Kolejne dwa dęby zasadzono w niedzielę w Alei Pamięci Narodowej powstającej w Zułowie, w miejscu urodzin marszałka Józefa Piłsudskiego. Jeden dąb upamiętnia 1050. rocznicę chrztu Polski, drugi - Żołnierzy Wyklętych.
W uroczystości sadzenia dębów udział wzięła m.in. delegacja polskich parlamentarzystów na czele z wicemarszałek Senatu Marią Koc.
„Na Wileńszczyźnie każda miejscowość, każdy kościół, cmentarz, każdy skrawek ziemi daje świadectwo naszej pięknej polskiej historii. Historii chwalebnej i tragicznej, ale dla nas najpiękniejszej, bo naszej” - powiedziała wicemarszałek, zwracając się do zebranych w Zułowie.
Wicemarszałek zaznaczyła, że Zułów jest miejscem szczególnym, i wskazała, iż „trudno wyobrazić sobie lepsze miejsce dla upamiętnienia ważnych wydarzeń i bohaterów tej ziemi, ale również całej Polski”. Koc podziękowała też Polakom „za obecność w tym miejscu na Wileńszczyźnie” i za dbanie o historię.

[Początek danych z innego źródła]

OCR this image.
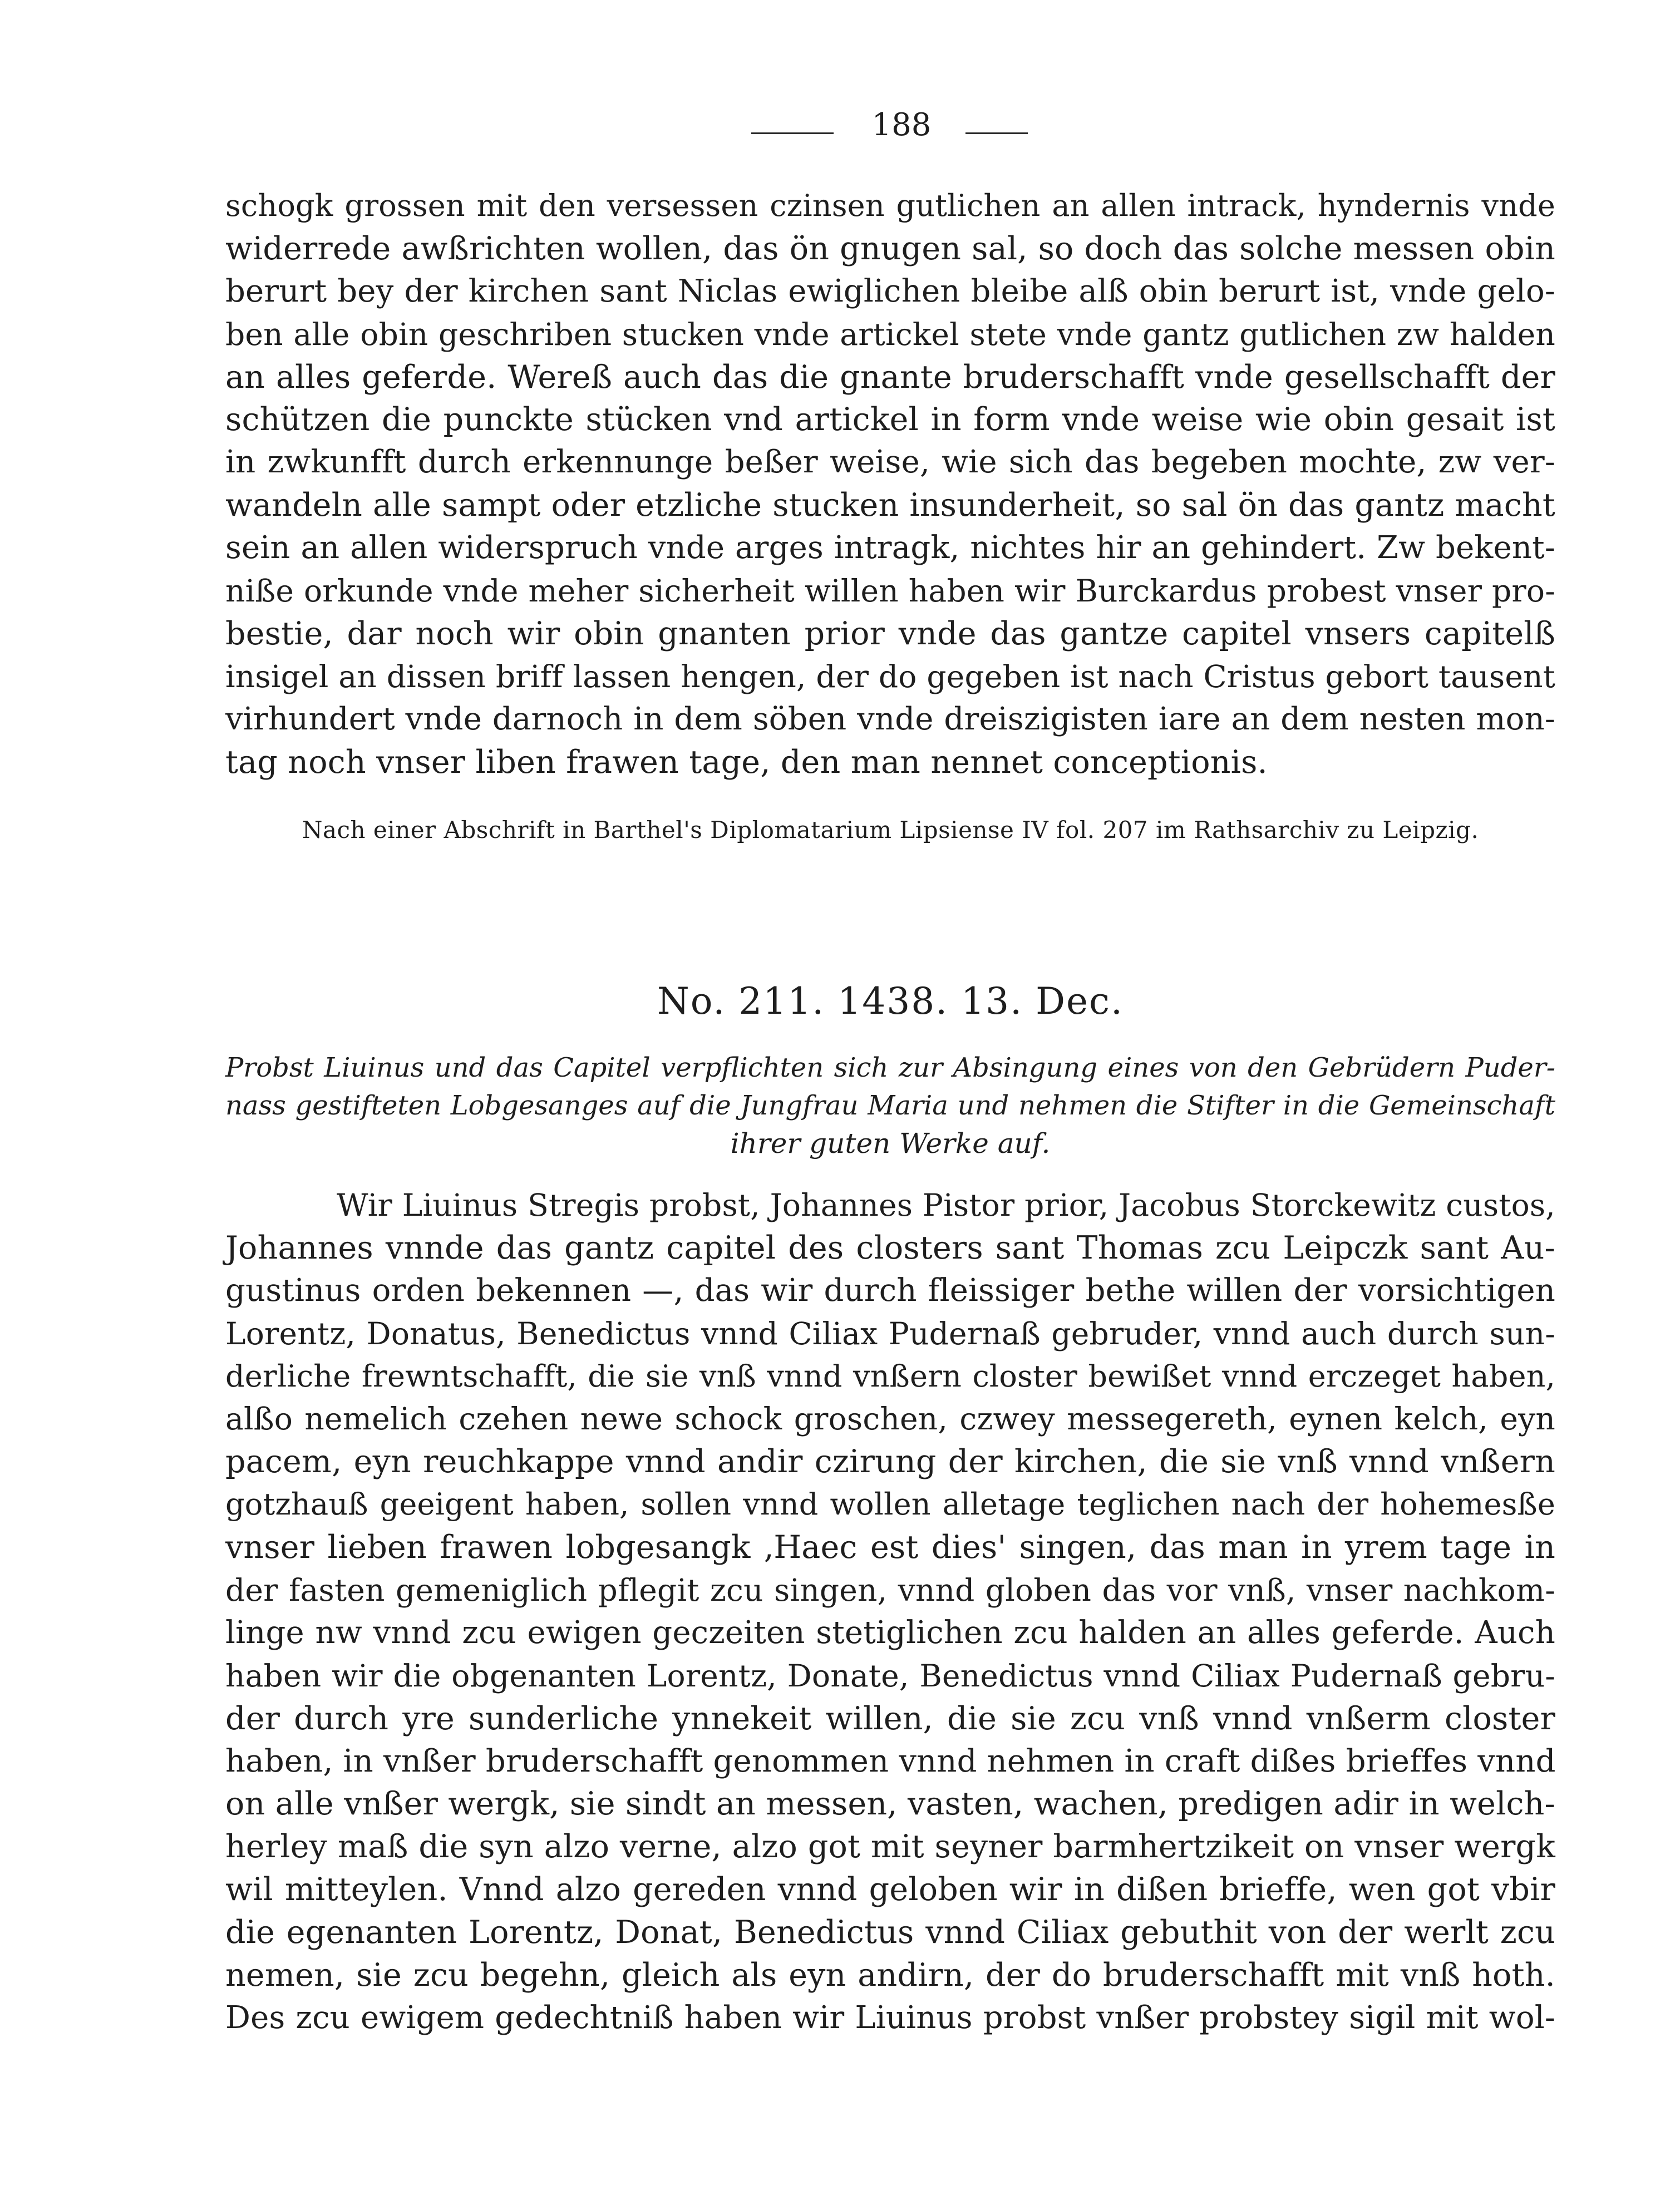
188
schogk grossen mit den versessen czinsen gutlichen an allen intrack, hyndernis vnde
widerrede awßrichten wollen, das ön gnugen sal, so doch das solche messen obin
berurt bey der kirchen sant Niclas ewiglichen bleibe alß obin berurt ist, vnde gelo-
ben alle obin geschriben stucken vnde artickel stete vnde gantz gutlichen zw halden
an alles geferde. Wereß auch das die gnante bruderschafft vnde gesellschafft der
schützen die punckte stücken vnd artickel in form vnde weise wie obin gesait ist
in zwkunfft durch erkennunge beßer weise, wie sich das begeben mochte, zw ver-
wandeln alle sampt oder etzliche stucken insunderheit, so sal ön das gantz macht
sein an allen widerspruch vnde arges intragk, nichtes hir an gehindert. Zw bekent-
niße orkunde vnde meher sicherheit willen haben wir Burckardus probest vnser pro-
bestie, dar noch wir obin gnanten prior vnde das gantze capitel vnsers capitelß
insigel an dissen briff lassen hengen, der do gegeben ist nach Cristus gebort tausent
virhundert vnde darnoch in dem söben vnde dreiszigisten iare an dem nesten mon-
tag noch vnser liben frawen tage, den man nennet conceptionis.
Nach einer Abschrift in Barthel's Diplomatarium Lipsiense IV fol. 207 im Rathsarchiv zu Leipzig.
No. 211. 1438. 13. Dec.
Probst Liuinus und das Capitel verpflichten sich zur Absingung eines von den Gebrüdern Puder-
nass gestifteten Lobgesanges auf die Jungfrau Maria und nehmen die Stifter in die Gemeinschaft
ihrer guten Werke auf.
Wir Liuinus Stregis probst, Johannes Pistor prior, Jacobus Storckewitz custos,
Johannes vnnde das gantz capitel des closters sant Thomas zcu Leipczk sant Au-
gustinus orden bekennen —, das wir durch fleissiger bethe willen der vorsichtigen
Lorentz, Donatus, Benedictus vnnd Ciliax Pudernaß gebruder, vnnd auch durch sun-
derliche frewntschafft, die sie vnß vnnd vnßern closter bewißet vnnd erczeget haben,
alßo nemelich czehen newe schock groschen, czwey messegereth, eynen kelch, eyn
pacem, eyn reuchkappe vnnd andir czirung der kirchen, die sie vnß vnnd vnßern
gotzhauß geeigent haben, sollen vnnd wollen alletage teglichen nach der hohemesße
vnser lieben frawen lobgesangk ‚Haec est dies' singen, das man in yrem tage in
der fasten gemeniglich pflegit zcu singen, vnnd globen das vor vnß, vnser nachkom-
linge nw vnnd zcu ewigen geczeiten stetiglichen zcu halden an alles geferde. Auch
haben wir die obgenanten Lorentz, Donate, Benedictus vnnd Ciliax Pudernaß gebru-
der durch yre sunderliche ynnekeit willen, die sie zcu vnß vnnd vnßerm closter
haben, in vnßer bruderschafft genommen vnnd nehmen in craft dißes brieffes vnnd
on alle vnßer wergk, sie sindt an messen, vasten, wachen, predigen adir in welch-
herley maß die syn alzo verne, alzo got mit seyner barmhertzikeit on vnser wergk
wil mitteylen. Vnnd alzo gereden vnnd geloben wir in dißen brieffe, wen got vbir
die egenanten Lorentz, Donat, Benedictus vnnd Ciliax gebuthit von der werlt zcu
nemen, sie zcu begehn, gleich als eyn andirn, der do bruderschafft mit vnß hoth.
Des zcu ewigem gedechtniß haben wir Liuinus probst vnßer probstey sigil mit wol-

Aleja Pamięci Narodowej w Zułowie powstaje z inicjatywy Związku Polaków na Litwie w odbudowywanej kompozycji pomnikowej według planu z 1937 roku. W przyszłości aleja będzie miała około 300 metrów długości; będą wzdłuż niej rosły dęby upamiętniające ważne wydarzenia w historii narodu polskiego, a także poszczególne osoby. W sumie ma tu być około 100 drzew, a przy każdym tablica z wyjaśnieniem, komu drzewo jest poświęcone.
Dotychczas posadzono tu już około 30 dębów. Upamiętniają one m.in. obrońców Westerplatte, uczestników Powstania Warszawskiego i bitwy pod Monte Cassino, a także ofiary zbrodni katyńskiej i katastrofy lotniczej pod Smoleńskiem. Są dęby poświęcone Janowi Pawłowi II, dowódcy okręgu wileńskiego AK gen. Aleksandrowi Krzyżanowskiemu ps. „Wilk” oraz Andrzejowi Stelmachowskiemu, byłemu marszałkowi Senatu i wieloletniemu prezesowi stowarzyszenia "Wspólnota Polska".